Im Auftrag der Weltbank untersuchte die Österreichische Energieagentur den Stand der Energieeffizienz in den Westbalkanländern Albanien, Bosnien & Herzegowina, Kosovo, Mazedonien, Montenegro und Serbien. Betrachtet wurden u. a. die politisch-institutionellen Rahmenbedingungen, die Energiemärkte und die Märkte für Energieeffizienztechnologien und Energiedienstleistungen. Die Untersuchung bildete die Basis für Politikempfehlungen zum Ausbau der Energieeffizienz in den einzelnen Ländern.

Untersuchungsergebnisse

In Südosteuropa, inklusive Bulgarien und Rumänien, wird der Bedarf an Energiedienstleistungen (Nutzenergie) bis 2027 voraussichtlich um mehr als 3 Prozent jährlich wachsen. Der gesamte Endenergiebedarf der Westbalkanländer wird bis 2027 von ca. 750 PJ (2005) auf ca. 1250 PJ anwachsen (Angaben IEA)

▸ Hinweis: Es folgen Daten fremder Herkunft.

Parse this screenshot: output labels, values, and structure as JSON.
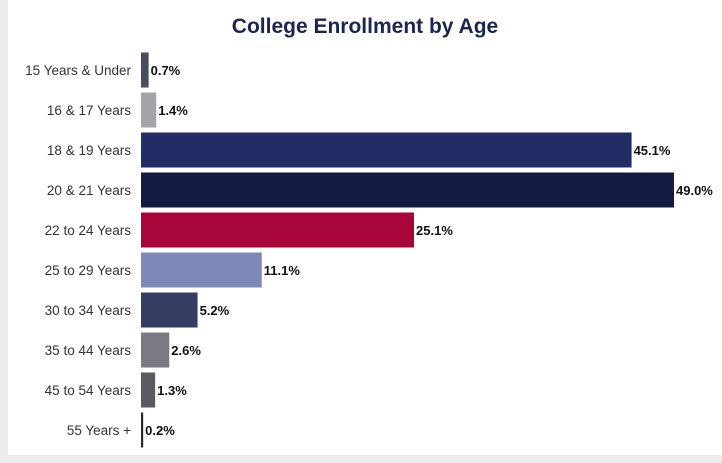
{
  "chart_data": {
    "type": "bar",
    "orientation": "horizontal",
    "title": "College Enrollment by Age",
    "xlabel": "",
    "ylabel": "",
    "xlim": [
      0,
      49.0
    ],
    "grid": false,
    "legend": "none",
    "categories": [
      "15 Years & Under",
      "16 & 17 Years",
      "18 & 19 Years",
      "20 & 21 Years",
      "22 to 24 Years",
      "25 to 29 Years",
      "30 to 34 Years",
      "35 to 44 Years",
      "45 to 54 Years",
      "55 Years +"
    ],
    "values": [
      0.7,
      1.4,
      45.1,
      49.0,
      25.1,
      11.1,
      5.2,
      2.6,
      1.3,
      0.2
    ],
    "value_labels": [
      "0.7%",
      "1.4%",
      "45.1%",
      "49.0%",
      "25.1%",
      "11.1%",
      "5.2%",
      "2.6%",
      "1.3%",
      "0.2%"
    ],
    "colors": [
      "#4a4d5c",
      "#a3a4aa",
      "#222d66",
      "#141b42",
      "#a8063a",
      "#7e89b8",
      "#353d63",
      "#7a7b82",
      "#5a5b62",
      "#26272d"
    ]
  }
}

Mit geeigneten politischen Maßnahmen wären im selben Zeitraum Energieeinsparungen in der Größenordnung von 10–15 % gegenüber den Prognosen möglich. Höhere Energieeffizienz zu erzielen, erfordert zunächst möglichst viele Investitionen  in Projekte zur rationelleren Verwendung von Energie. Eine starke Rolle der Regierungen und klare regulatorische Strukturen können den Investoren Sicherheit bieten, indem sie Barrieren beseitigen, klare Rahmenbedingungen und Standards etablieren, notwendige Informationen ebenso wie finanzielle Förderung für Technologien in einem frühen Entwicklungsstadium zur Verfügung stellen. Noch gibt es jedoch eine Reihe von Hindernissen für einen verbesserten Umgang mit Energie (Energiekonsum) in den Westbalkanländern.

Empfehlungen

Verbesserung der Datenlage: Verlässliche statistische Daten sind unerlässlich, um die aktuelle Situation zu verstehen und um die Effektivität von vorhandenen Effizienzstrategien zu bewerten. Die Bestandsaufnahme zeigte, dass die Datenerfassungssysteme in allen Ländern verbessert werden müssen.
Vollzug der bestehenden Gesetzgebung: In allen Westbalkanländern gibt es Gebäudegesetze, die jedoch vielfach ignoriert und nicht umgesetzt werden. Es empfiehlt sich die Durchführung öffentlicher Bewusstseinsbildungskampagnen über einen ausreichend langen Zeitraum und mit Erfolgskontrollen auf nationaler Ebene.

Verbindliche Aktionspläne: Aktionspläne sollten in Übereinstimmung mit den Anforderungen der Energiedienstleistungs RL (2006/32/EG) erstellt werden. Diese Aktionspläne sollten zwischen den verschiedenen Ministerien akkordiert werden und konkrete Maßnahmen, Zuständigkeiten und Zeitvorgaben enthalten.

Umsetzung des relevanten Acquis communqutaire: Neben der Energiedienstleistungs-RL sollten die Westbalkanländer aktiv die Anforderungen der EU-Gesetzgebung speziell in Hinblick auf Gebäude und Raumwärme umsetzen.

Monitoring von Energieeffizienzmaßnahmen: Eine Monitoring-Agentur sollte die Gesamtsteuerung und Verantwortung für die Umsetzung der Aktionspläne übernehmen, sie sollte ein politisches Mandat haben, sollte direkt dem Parlament und dem zuständigen Minister berichtspflichtig sein und über adäquates Personal sowie Ausbildung verfügen.
Vorbildrolle des öffentlichen Sektors: Öffentliche Stellen (Behörden) sollten bei der Beschaffung von Geräten und Programmen Energieeffizienzindikatoren (Technologien) anwenden und bestmögliche Energieeffizienzstandards für öffentliche Gebäude anwenden.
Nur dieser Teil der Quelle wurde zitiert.